Long back many of our people were not vocal on the issue and many were in exile – and disability programmes were not regarded as much as well. However, since our independence countries such as Zambia, Zimbabwe, South Africa and Uganda have influenced us to come up with and initiate disability programmes as they felt Namibia was really lagging behind in such programmes to better care for the disabled.

The press must also give more coverage of the circumstances in which the disabled live to encourage rehabilitation, social integration and promote equal employment opportunities for our fellow citizens living with disabilities.
Programmes are needed to purchase equipment and supplies for carpentry, sewing, welding and handicraft production and on using the equipment – to train women and men for the purpose of developing their skills into a sustainable livelihood.

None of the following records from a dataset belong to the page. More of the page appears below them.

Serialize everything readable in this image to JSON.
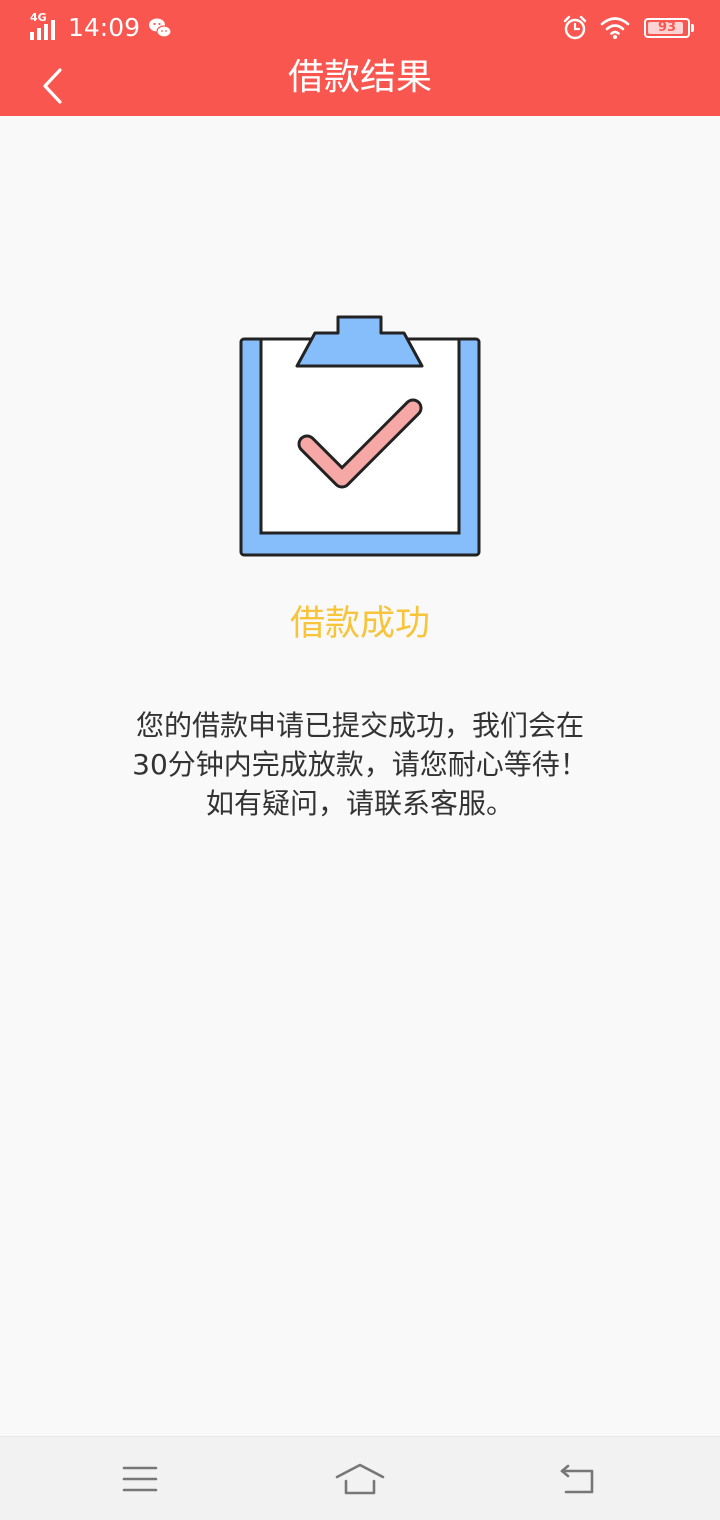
{
  "status_bar": {
    "network": "4G",
    "time": "14:09",
    "battery": "93",
    "battery_level": 0.93
  },
  "icons": {
    "back": "chevron-left-icon",
    "wechat": "wechat-icon",
    "alarm": "alarm-clock-icon",
    "wifi": "wifi-icon",
    "battery": "battery-icon",
    "illustration": "clipboard-check-icon",
    "menu": "menu-icon",
    "home": "home-icon",
    "return": "return-icon"
  },
  "header": {
    "title": "借款结果"
  },
  "result": {
    "status": "借款成功",
    "message_lines": [
      "您的借款申请已提交成功，我们会在",
      "30分钟内完成放款，请您耐心等待！",
      "如有疑问，请联系客服。"
    ]
  },
  "colors": {
    "header_bg": "#fa5650",
    "success_text": "#f7c43a",
    "clipboard_blue": "#86bdfb",
    "check_pink": "#f6a8a6",
    "page_bg": "#f9f9f9"
  }
}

The concerns of people with disabilities are typically overlooked in many countries and Namibia as a developing country is no exception. However, there appears to be the beginning of light at the end of the tunnel with the establishment of the new office for disability affairs in the vice-president’s office.

However, there is a long way to go to understand the challenges such citizens face and society needs to better acknowledge their human rights and developmental needs, and help to make a change in their lives.
They must also help come up with programmes and strategies to address adequate development and proper interventions, which would lead to a better allocation of resources.

The ombudsman has a specific chapter on disabilities and has distributed guidelines on how to adapt particular protocols when it comes to disability affairs.

The office of disability affairs should also adapt the issue of health industrialization, peace and stability, productive and sustained natural resources, and regional and international cooperation.

A policy from 1997 states that our dignity must be respected together with the inabilities of people.
Our Golden Lady Johana Benson is a clear definition that even a disabled person can make a change in his or her own life and society.